Market Breadth Framework: What to Watch

The final part of the paper proposes a systematic framework for identifying market states, based on market breadth—observing the degree of participation among different securities rather than relying solely on the average performance of a market-cap-weighted index. The core insight is that structural deterioration "often manifests first in market breadth before appearing in the market-cap-weighted price index."

Prior to the 1973–1974 bear market, the advance-decline line had already diverged from the S&P 500 in early 1973. In 1999, market breadth consistently deteriorated, preceding the 2000 technology stock crash. The authors argue that market breadth can provide "earlier warnings than indicators based purely on price trends." When combined with the valuation backdrop, this framework becomes even more explanatory: "High valuations set the environment... while deteriorating market breadth provides behavioral evidence."

Key Takeaways for Investment Advisors

The paper's conclusion is well-suited for inclusion in conversations with clients: "The question is not about choosing between optimism and pessimism, but about choosing between complacency and preparation."

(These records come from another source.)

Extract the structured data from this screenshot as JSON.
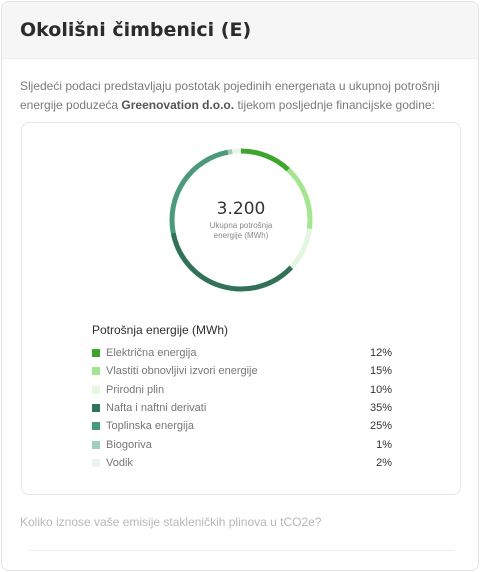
{
  "header": {
    "title": "Okolišni čimbenici (E)"
  },
  "intro": {
    "text_before": "Sljedeći podaci predstavljaju postotak pojedinih energenata u ukupnoj potrošnji energije poduzeća ",
    "company": "Greenovation d.o.o.",
    "text_after": " tijekom posljednje financijske godine:"
  },
  "chart_center": {
    "total": "3.200",
    "label": "Ukupna potrošnja energije (MWh)"
  },
  "legend": {
    "title": "Potrošnja energije (MWh)",
    "items": [
      {
        "label": "Električna energija",
        "value": "12%",
        "color": "#3ea62c"
      },
      {
        "label": "Vlastiti obnovljivi izvori energije",
        "value": "15%",
        "color": "#a3e68f"
      },
      {
        "label": "Prirodni plin",
        "value": "10%",
        "color": "#e4f6df"
      },
      {
        "label": "Nafta i naftni derivati",
        "value": "35%",
        "color": "#317257"
      },
      {
        "label": "Toplinska energija",
        "value": "25%",
        "color": "#4a9b7a"
      },
      {
        "label": "Biogoriva",
        "value": "1%",
        "color": "#a1cdbb"
      },
      {
        "label": "Vodik",
        "value": "2%",
        "color": "#e8f4ec"
      }
    ]
  },
  "chart_data": {
    "type": "pie",
    "categories": [
      "Električna energija",
      "Vlastiti obnovljivi izvori energije",
      "Prirodni plin",
      "Nafta i naftni derivati",
      "Toplinska energija",
      "Biogoriva",
      "Vodik"
    ],
    "values": [
      12,
      15,
      10,
      35,
      25,
      1,
      2
    ],
    "colors": [
      "#3ea62c",
      "#a3e68f",
      "#e4f6df",
      "#317257",
      "#4a9b7a",
      "#a1cdbb",
      "#e8f4ec"
    ],
    "title": "Potrošnja energije (MWh)"
  },
  "question": {
    "text": "Koliko iznose vaše emisije stakleničkih plinova u tCO2e?"
  }
}
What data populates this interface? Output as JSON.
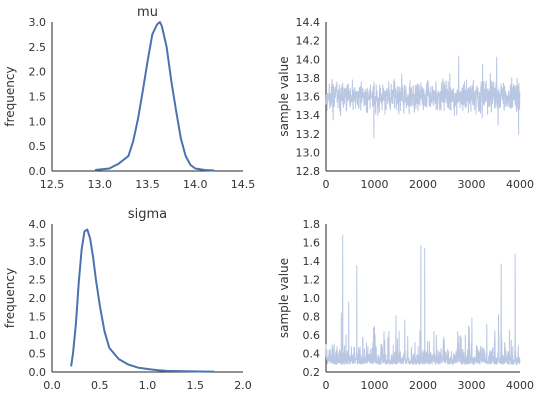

Specifically, investment advisors should understand four points from this research. First, sequence-of-returns risk is not a theoretical concept. For 35% of U.S. market history, we have been in a "lost decade," and if a client retires during such a phase, they face not a temporary delay but permanent damage to compounding. Second, a CAPE at the 99th percentile does not predict a specific point in time, but it does define a more fragile market environment. Valuation and market breadth are not competing signals but complementary ones. Third, the "missing the best trading days" objection does not hold up to empirical scrutiny because these best days tend to cluster in the same periods as the worst days; systematically managing drawdowns means avoiding both simultaneously. Fourth, an adaptive framework prioritizing market breadth does not require precise timing. It requires "a disciplined response to observable conditions, not a prediction of future outcomes."

The authors do not claim that a fourth lost decade is inevitable. What history truly shows is that the conditions often present on the eve of lost decades can be identified, and that preparation always provides a more resilient foundation compared to passive acceptance.